On a thinkpad P with an NVIDIA card, I have created an HVM AppVM and attached the card for cuda and accelerated development. Which works well without any issues.
The issue is, when the card is attached, the suspend operation takes longer and eventually the system suspends itself, however the nvidia fans were still running after the suspend.
Later on, I have realized that the app vm might not have suspended at all, as there was a 100% CPU utilizing prepare-suspend process running in the vm.
(/usr/lib/qubes/prepare-suspend suspend was running for 10+ hours with 99% CPU)
I can’t kill the process with kill -9
I had the issue that, when attaching my Nvidia RTX 4090 to an appvm, the suspend also took long, with qubes.SuspendPre timeout messages in dom0 and when the system comes back, even though sys-usb found the devices, keyboard and mouse didn’t work. This fixed it.
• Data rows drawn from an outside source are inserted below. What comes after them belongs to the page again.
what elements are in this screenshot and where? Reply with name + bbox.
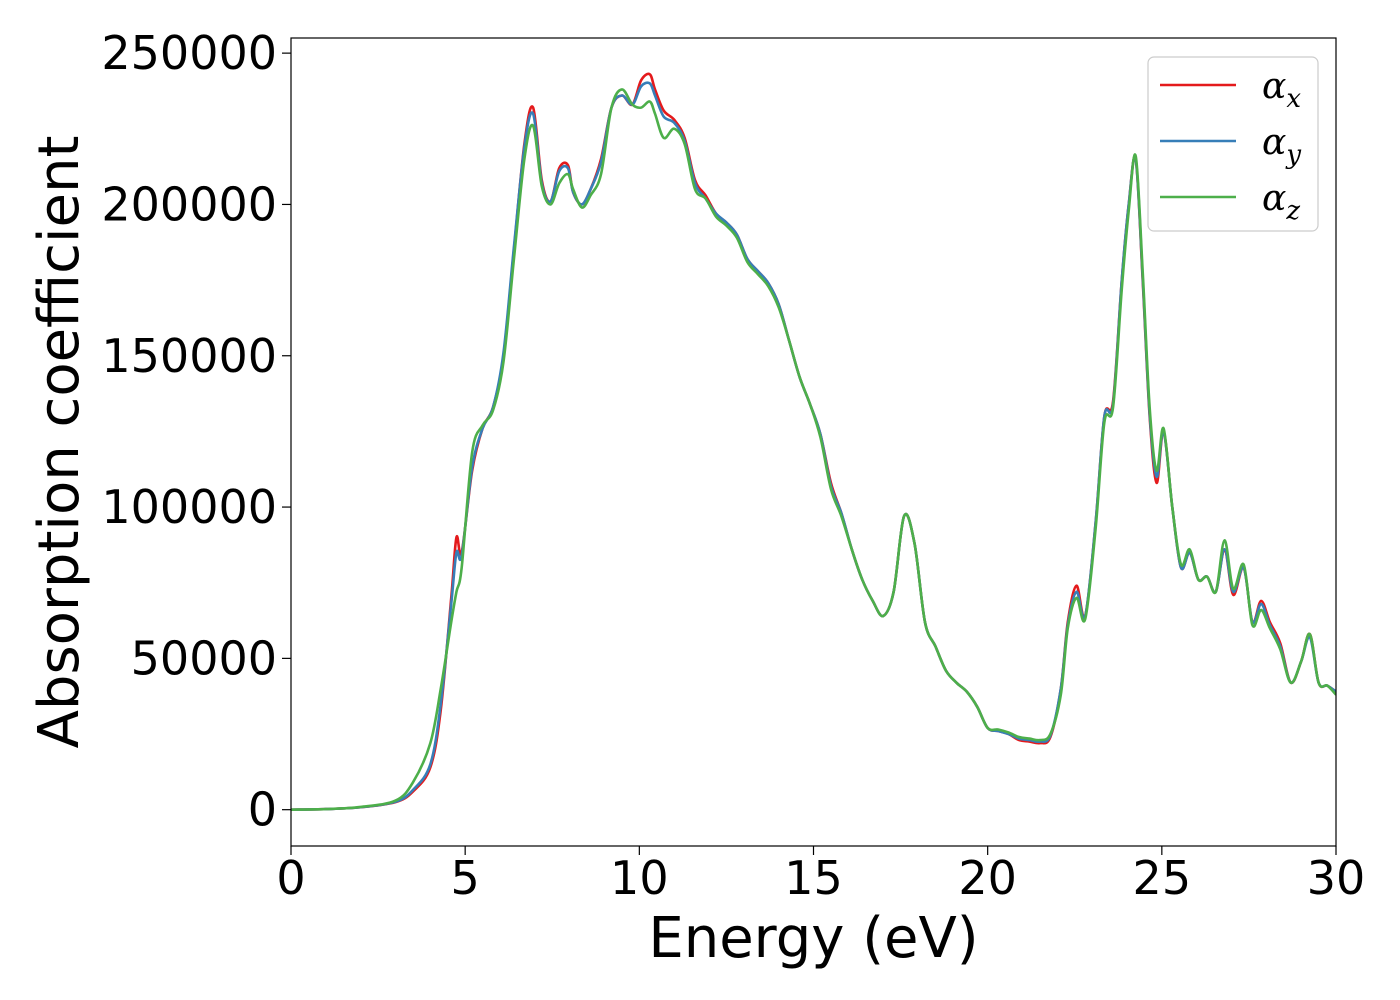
x-tick-label: 0 bbox=[276, 851, 305, 905]
legend-frame bbox=[1147, 56, 1319, 232]
legend-entry-y: αy bbox=[1262, 122, 1301, 170]
y-axis: 0 50000 100000 150000 200000 250000 bbox=[101, 26, 291, 837]
y-tick-label: 100000 bbox=[101, 480, 277, 534]
x-axis-label: Energy (eV) bbox=[648, 906, 978, 971]
legend-entry-x: αx bbox=[1262, 66, 1301, 114]
legend-alpha: α bbox=[1262, 122, 1286, 163]
legend-entry-z: αz bbox=[1262, 178, 1300, 226]
legend-subscript: y bbox=[1285, 140, 1301, 170]
x-axis: 0 5 10 15 20 25 30 bbox=[276, 846, 1365, 905]
series-line-z bbox=[291, 88, 1336, 811]
x-tick-label: 30 bbox=[1307, 851, 1366, 905]
y-tick-label: 200000 bbox=[101, 177, 277, 231]
x-tick-label: 15 bbox=[784, 851, 843, 905]
x-tick-label: 10 bbox=[610, 851, 669, 905]
y-axis-label: Absorption coefficient bbox=[27, 136, 92, 749]
legend-subscript: x bbox=[1286, 84, 1301, 114]
x-tick-label: 5 bbox=[451, 851, 480, 905]
series-layer bbox=[291, 72, 1336, 811]
x-tick-label: 20 bbox=[958, 851, 1017, 905]
y-tick-label: 150000 bbox=[101, 329, 277, 383]
legend-alpha: α bbox=[1262, 66, 1286, 107]
legend-subscript: z bbox=[1285, 196, 1300, 226]
y-tick-label: 250000 bbox=[101, 26, 277, 80]
y-tick-label: 50000 bbox=[131, 631, 277, 685]
legend-alpha: α bbox=[1262, 178, 1286, 219]
x-tick-label: 25 bbox=[1133, 851, 1192, 905]
y-tick-label: 0 bbox=[248, 783, 277, 837]
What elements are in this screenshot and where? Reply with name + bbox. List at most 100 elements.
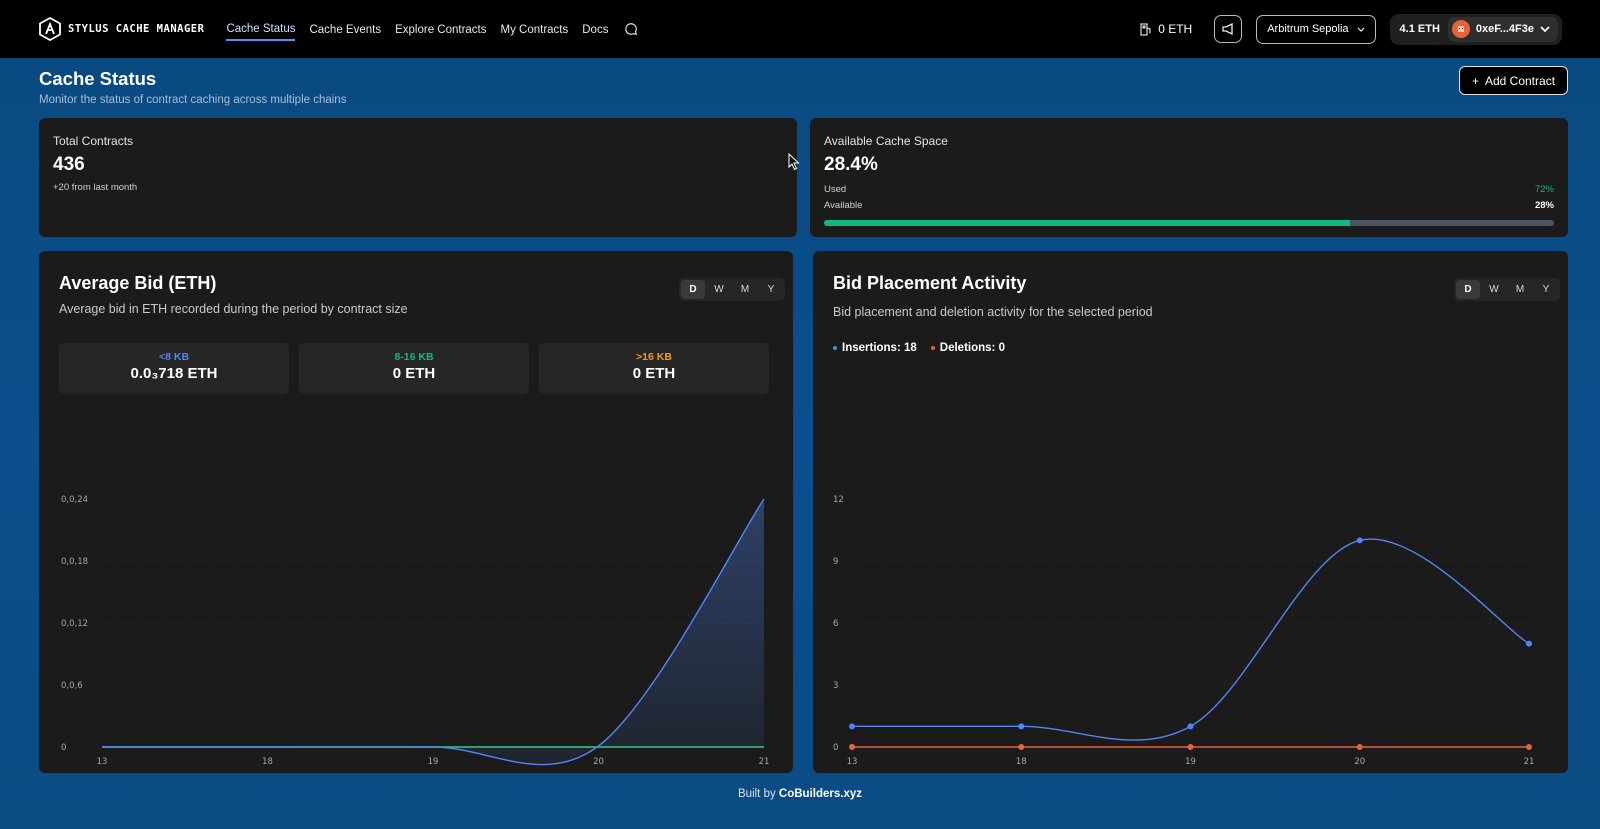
avatar-icon (1457, 26, 1464, 32)
period-week-button[interactable]: W (1489, 284, 1499, 295)
data-point[interactable] (1356, 537, 1363, 544)
cache-space-value: 28.4% (824, 154, 878, 175)
x-tick-label: 18 (262, 757, 273, 767)
cache-progress-fill (824, 220, 1350, 226)
period-week-button[interactable]: W (714, 284, 724, 295)
footer: Built by CoBuilders.xyz (0, 788, 1600, 800)
gas-indicator: 0 ETH (1140, 22, 1192, 36)
nav-link-docs[interactable]: Docs (582, 24, 609, 36)
data-point[interactable] (1526, 744, 1532, 750)
y-tick-label: 9 (833, 557, 838, 567)
average-bid-card: Average Bid (ETH) Average bid in ETH rec… (39, 251, 793, 773)
y-tick-label: 6 (833, 619, 838, 629)
y-tick-label: 0,0,6 (61, 681, 83, 691)
x-tick-label: 21 (1524, 757, 1535, 767)
period-day-button[interactable]: D (681, 280, 705, 299)
cache-used-row: Used 72% (824, 184, 1554, 195)
cache-available-label: Available (824, 200, 863, 211)
fuel-pump-icon (1140, 22, 1151, 36)
nav-links: Cache Status Cache Events Explore Contra… (226, 17, 638, 41)
average-bid-description: Average bid in ETH recorded during the p… (59, 302, 408, 316)
data-point[interactable] (1018, 744, 1025, 750)
nav-right: 0 ETH Arbitrum Sepolia 4.1 ETH (1140, 13, 1562, 45)
cache-available-value: 28% (1534, 200, 1554, 211)
page-title: Cache Status (39, 68, 157, 89)
wallet-balance: 4.1 ETH (1399, 23, 1440, 35)
period-day-button[interactable]: D (1456, 280, 1480, 299)
y-tick-label: 12 (833, 495, 844, 505)
size-large-label: >16 KB (636, 351, 672, 363)
nav-link-cache-status[interactable]: Cache Status (226, 17, 296, 41)
chevron-down-icon (1540, 26, 1550, 32)
y-tick-label: 0,0,18 (61, 557, 88, 567)
bid-activity-period-toggle: D W M Y (1454, 278, 1560, 301)
chat-icon[interactable] (624, 22, 638, 36)
page-subtitle: Monitor the status of contract caching a… (39, 94, 347, 106)
data-point[interactable] (1356, 744, 1363, 750)
bid-activity-description: Bid placement and deletion activity for … (833, 305, 1153, 319)
cache-used-label: Used (824, 184, 847, 195)
size-small-value: 0.0₃718 ETH (130, 365, 218, 382)
announcements-button[interactable] (1214, 15, 1243, 43)
network-select[interactable]: Arbitrum Sepolia (1256, 14, 1376, 44)
total-contracts-card: Total Contracts 436 +20 from last month (39, 118, 797, 237)
x-tick-label: 21 (759, 757, 770, 767)
size-box-small: <8 KB 0.0₃718 ETH (59, 343, 289, 394)
legend-deletions-label: Deletions: 0 (939, 342, 1005, 354)
data-point[interactable] (1018, 723, 1025, 730)
period-year-button[interactable]: Y (1542, 284, 1550, 295)
legend-deletions[interactable]: Deletions: 0 (930, 342, 1005, 354)
period-month-button[interactable]: M (740, 284, 750, 295)
average-bid-title: Average Bid (ETH) (59, 273, 217, 293)
x-tick-label: 13 (847, 757, 858, 767)
data-point[interactable] (1526, 640, 1532, 647)
y-tick-label: 3 (833, 681, 838, 691)
nav-link-cache-events[interactable]: Cache Events (309, 24, 382, 36)
x-tick-label: 13 (97, 757, 108, 767)
main-content: Cache Status Monitor the status of contr… (0, 58, 1600, 829)
wallet-account-button[interactable]: 0xeF...4F3e (1447, 16, 1558, 42)
footer-brand-link[interactable]: CoBuilders.xyz (778, 788, 862, 800)
series-line (852, 538, 1530, 741)
add-contract-label: Add Contract (1484, 73, 1556, 88)
cache-space-card: Available Cache Space 28.4% Used 72% Ava… (810, 118, 1568, 237)
y-tick-label: 0 (833, 743, 838, 753)
legend-insertions-label: Insertions: 18 (842, 342, 917, 354)
bid-activity-title: Bid Placement Activity (833, 273, 1027, 293)
legend-dot-insertions (833, 346, 837, 350)
wallet-address: 0xeF...4F3e (1475, 23, 1534, 35)
x-tick-label: 20 (1354, 757, 1365, 767)
brand[interactable]: STYLUS CACHE MANAGER (38, 17, 204, 41)
cache-used-value: 72% (1534, 184, 1554, 195)
size-large-value: 0 ETH (632, 365, 676, 382)
mouse-cursor-icon (788, 153, 800, 171)
data-point[interactable] (849, 723, 855, 730)
bid-activity-legend: Insertions: 18 Deletions: 0 (833, 342, 1005, 354)
size-box-medium: 8-16 KB 0 ETH (299, 343, 529, 394)
brand-name: STYLUS CACHE MANAGER (68, 23, 205, 35)
data-point[interactable] (1187, 723, 1194, 730)
legend-insertions[interactable]: Insertions: 18 (833, 342, 917, 354)
add-contract-button[interactable]: + Add Contract (1459, 66, 1568, 95)
wallet-widget[interactable]: 4.1 ETH 0xeF...4F3e (1389, 13, 1562, 45)
network-name: Arbitrum Sepolia (1267, 23, 1349, 35)
size-small-label: <8 KB (158, 351, 190, 363)
nav-link-explore-contracts[interactable]: Explore Contracts (395, 24, 487, 36)
y-tick-label: 0,0,24 (61, 495, 88, 505)
data-point[interactable] (1187, 744, 1194, 750)
footer-prefix: Built by (738, 788, 776, 800)
data-point[interactable] (849, 744, 855, 750)
period-year-button[interactable]: Y (767, 284, 775, 295)
stylus-logo-icon (39, 17, 61, 41)
nav-link-my-contracts[interactable]: My Contracts (500, 24, 569, 36)
total-contracts-label: Total Contracts (53, 134, 134, 148)
chevron-down-icon (1357, 27, 1364, 32)
legend-dot-deletions (930, 346, 935, 350)
total-contracts-note: +20 from last month (53, 182, 138, 193)
series-line (102, 498, 765, 766)
y-tick-label: 0,0,12 (61, 619, 88, 629)
period-month-button[interactable]: M (1515, 284, 1525, 295)
average-bid-chart: 0 0,0,6 0,0,12 0,0,18 0,0,24 13 18 19 20 21 (61, 495, 770, 767)
x-tick-label: 19 (1185, 757, 1196, 767)
account-avatar (1451, 20, 1470, 38)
However, after the suspend the appvm has to be restarted, because the GPU does not work anymore:
Unable to determine the device handle for GPU0000:00:06.0: Unknown Error
I’m running R4.2.4. Created a debian template, attached the GPU to it, installed the nvidia driver and it worked right out of the box without issues (except for suspend of course). Only thing I had to do was to add to the grub commandline to ignore the GPU.
I’m currently working on the suspend issue, I think the problem is that the kernel module does not get unloaded because Xorg and nvidia-persistenced keep the GPU in use. nvidia-persistenced can be stopped, but Xorg grabs the GPU by default, even though it is outputting on the virtual device.